A pool of contaminated water is lined with a 40 cm thick containment barrier. The contaminant in the pit has a concentration of 1.5 mol/L, while the groundwater circulating around the pit flows fast enough that the contaminate concentration remains 0. There is initially no contaminant in the barrier material at the time of installation. The governing second order, partial differential equation for diffusion of the contaminant through the barrier is: dC

Answer 1

This question is incomplete, the complete question is;

A pool of contaminated water is lined with a 40 cm thick containment barrier. The contaminant in the pit has a concentration of 1.5 mol/L, while the groundwater circulating around the pit flows fast enough that the contaminate concentration remains 0. There is initially no contaminant in the barrier material at the time of installation. The governing second order, partial differential equation for diffusion of the contaminant through the barrier is:

dC/dt = D( d²C / dz²)

where c(z,t) represent the concentration of containment of any depth into the barrier at anytime and D is the diffusion coefficient (a constant) for the containment in the barrier material.

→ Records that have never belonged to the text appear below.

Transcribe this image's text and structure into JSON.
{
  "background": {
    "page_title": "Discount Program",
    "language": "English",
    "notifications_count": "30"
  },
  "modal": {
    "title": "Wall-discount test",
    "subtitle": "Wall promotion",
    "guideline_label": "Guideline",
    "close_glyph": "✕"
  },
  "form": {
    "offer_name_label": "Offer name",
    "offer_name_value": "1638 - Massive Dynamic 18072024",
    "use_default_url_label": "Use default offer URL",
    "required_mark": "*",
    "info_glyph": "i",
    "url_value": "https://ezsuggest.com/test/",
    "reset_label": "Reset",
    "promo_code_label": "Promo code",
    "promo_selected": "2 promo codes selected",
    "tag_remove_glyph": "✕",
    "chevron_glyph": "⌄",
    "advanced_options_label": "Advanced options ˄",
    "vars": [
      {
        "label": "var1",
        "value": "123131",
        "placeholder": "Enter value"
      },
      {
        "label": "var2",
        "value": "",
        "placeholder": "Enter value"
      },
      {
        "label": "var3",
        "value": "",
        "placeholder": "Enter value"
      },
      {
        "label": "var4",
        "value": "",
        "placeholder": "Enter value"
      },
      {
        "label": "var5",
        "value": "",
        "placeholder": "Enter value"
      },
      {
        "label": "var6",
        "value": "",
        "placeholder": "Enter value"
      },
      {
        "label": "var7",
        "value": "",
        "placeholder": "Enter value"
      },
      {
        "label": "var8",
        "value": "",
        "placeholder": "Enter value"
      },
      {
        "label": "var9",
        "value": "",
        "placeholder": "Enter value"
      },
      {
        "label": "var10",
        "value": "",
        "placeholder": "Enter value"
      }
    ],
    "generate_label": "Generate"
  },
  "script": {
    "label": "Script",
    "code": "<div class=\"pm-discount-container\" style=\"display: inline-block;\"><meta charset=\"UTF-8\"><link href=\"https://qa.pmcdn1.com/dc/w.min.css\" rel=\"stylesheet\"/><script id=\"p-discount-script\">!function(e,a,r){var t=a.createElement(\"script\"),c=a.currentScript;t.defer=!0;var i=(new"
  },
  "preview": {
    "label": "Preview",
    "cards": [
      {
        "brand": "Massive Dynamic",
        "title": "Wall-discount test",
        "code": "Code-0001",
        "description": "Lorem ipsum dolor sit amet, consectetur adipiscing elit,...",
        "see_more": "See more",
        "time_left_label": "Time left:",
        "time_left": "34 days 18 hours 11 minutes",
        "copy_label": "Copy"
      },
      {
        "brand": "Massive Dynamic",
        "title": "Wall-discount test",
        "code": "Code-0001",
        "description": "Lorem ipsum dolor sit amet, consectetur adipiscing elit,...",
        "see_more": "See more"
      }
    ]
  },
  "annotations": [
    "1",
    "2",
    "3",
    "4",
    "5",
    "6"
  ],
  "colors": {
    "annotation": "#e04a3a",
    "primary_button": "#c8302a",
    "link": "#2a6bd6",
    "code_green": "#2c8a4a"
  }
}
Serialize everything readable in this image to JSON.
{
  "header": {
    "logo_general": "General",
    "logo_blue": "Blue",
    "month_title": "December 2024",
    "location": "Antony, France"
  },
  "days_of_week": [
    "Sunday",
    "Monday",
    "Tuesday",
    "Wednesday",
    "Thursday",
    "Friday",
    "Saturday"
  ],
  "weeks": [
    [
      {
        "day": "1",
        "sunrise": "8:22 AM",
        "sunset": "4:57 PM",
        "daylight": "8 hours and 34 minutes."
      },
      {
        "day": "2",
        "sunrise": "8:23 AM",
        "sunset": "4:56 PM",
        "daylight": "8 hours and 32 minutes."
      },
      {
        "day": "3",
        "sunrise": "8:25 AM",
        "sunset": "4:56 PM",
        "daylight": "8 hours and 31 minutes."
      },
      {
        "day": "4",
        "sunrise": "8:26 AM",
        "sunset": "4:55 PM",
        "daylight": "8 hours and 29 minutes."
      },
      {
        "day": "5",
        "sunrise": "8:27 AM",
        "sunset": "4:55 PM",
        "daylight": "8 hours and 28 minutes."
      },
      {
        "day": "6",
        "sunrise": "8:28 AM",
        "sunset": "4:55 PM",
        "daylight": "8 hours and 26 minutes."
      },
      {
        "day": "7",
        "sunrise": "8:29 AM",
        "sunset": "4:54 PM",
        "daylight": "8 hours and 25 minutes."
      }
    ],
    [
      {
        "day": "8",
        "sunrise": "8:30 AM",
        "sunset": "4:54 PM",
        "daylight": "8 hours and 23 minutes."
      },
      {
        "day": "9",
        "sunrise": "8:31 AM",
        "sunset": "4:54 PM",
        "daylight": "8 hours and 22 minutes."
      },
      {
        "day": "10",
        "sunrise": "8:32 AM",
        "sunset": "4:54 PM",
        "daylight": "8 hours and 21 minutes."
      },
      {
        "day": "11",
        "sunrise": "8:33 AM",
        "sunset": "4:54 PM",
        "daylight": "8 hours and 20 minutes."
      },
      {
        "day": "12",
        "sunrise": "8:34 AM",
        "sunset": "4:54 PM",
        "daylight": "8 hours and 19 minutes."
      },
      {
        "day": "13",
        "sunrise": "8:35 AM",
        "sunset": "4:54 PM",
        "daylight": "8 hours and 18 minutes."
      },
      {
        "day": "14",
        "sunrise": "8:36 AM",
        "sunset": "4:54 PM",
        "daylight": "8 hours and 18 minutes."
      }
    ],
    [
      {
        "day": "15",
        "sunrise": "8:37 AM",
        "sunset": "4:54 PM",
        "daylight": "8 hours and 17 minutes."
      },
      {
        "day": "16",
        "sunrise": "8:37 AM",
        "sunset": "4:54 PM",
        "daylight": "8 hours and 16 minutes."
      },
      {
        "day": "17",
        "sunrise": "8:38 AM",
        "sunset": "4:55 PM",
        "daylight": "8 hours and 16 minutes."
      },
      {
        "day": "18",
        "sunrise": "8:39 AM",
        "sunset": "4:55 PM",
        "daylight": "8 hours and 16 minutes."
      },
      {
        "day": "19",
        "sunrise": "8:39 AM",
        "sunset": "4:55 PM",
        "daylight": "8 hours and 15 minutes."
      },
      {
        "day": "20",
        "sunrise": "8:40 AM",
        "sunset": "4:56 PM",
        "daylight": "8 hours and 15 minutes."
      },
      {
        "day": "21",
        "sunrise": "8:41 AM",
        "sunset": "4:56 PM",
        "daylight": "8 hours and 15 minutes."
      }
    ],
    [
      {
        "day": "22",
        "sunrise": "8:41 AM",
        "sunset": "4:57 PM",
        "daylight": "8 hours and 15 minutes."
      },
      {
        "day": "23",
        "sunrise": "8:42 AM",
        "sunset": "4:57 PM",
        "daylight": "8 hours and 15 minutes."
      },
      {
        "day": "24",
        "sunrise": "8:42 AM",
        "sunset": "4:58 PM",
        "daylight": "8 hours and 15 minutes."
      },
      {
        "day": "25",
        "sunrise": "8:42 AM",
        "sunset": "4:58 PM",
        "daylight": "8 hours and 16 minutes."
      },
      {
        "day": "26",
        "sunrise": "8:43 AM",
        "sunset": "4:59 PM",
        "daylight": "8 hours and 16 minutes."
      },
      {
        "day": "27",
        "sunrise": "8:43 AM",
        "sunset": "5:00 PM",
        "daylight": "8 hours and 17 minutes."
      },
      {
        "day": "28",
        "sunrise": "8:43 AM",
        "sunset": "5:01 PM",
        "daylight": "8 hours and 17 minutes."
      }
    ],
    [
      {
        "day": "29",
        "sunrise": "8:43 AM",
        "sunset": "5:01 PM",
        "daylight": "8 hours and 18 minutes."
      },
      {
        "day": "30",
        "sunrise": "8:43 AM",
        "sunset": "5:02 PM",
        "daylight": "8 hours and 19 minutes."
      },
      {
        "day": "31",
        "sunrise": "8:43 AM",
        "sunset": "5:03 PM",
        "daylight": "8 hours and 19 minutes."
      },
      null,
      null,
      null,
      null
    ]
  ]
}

a) write all boundary and initial conditions needed to solve this equation for C(z, t)

b) Find the steady  state solution (infinite time) for C(z)

Answer:

a) At t = 0, z= 0, c = 1.5 mol/L

at t =0, z = 0.4m, c = 0 mol/L

b) C(z) = z² - 4.15z + 1.5

Explanation:

a)

The boundary and initial conditions are as follows

At t = 0, z= 0, c = 1.5 mol/L

at t =0, z = 0.4m, c = 0 mol/L

b)

The governing second order, partial differential equation for diffusion of the contaminant through the barrier is :

(dC/dt) = D*(d²C/dz²) ..............equ(1)

For steady state, above equation becomes,

(d²C/dz²) =0

Integrating above equation,

(dC/dz) = Z + C1  { where C1 is integration constant) }

again integrating above equation,

C = z² + C1*z + C2    ...................equ(2)

applying boundary condition : at t =0, z= 0, c = 1.5 mol/L, to above equation

 C = z² + C1*z + C2

1.5 = 0 + 0*0 + c2

C2 = 1.5

applying boundary condition : at t =0, z= 0.4m, c = 0 mol/L, to equation (2) ,

0 = 0.4² + C1*0.4 +  1.5

0 = 0.16 + 0.4C1 + 1.5

0.4C1 = - 1.66

C1 = -1.66/0.4

C1 = -4.15

So, the steady state solution for C(z) is:

C(z) = z² - 4.15z + 1.5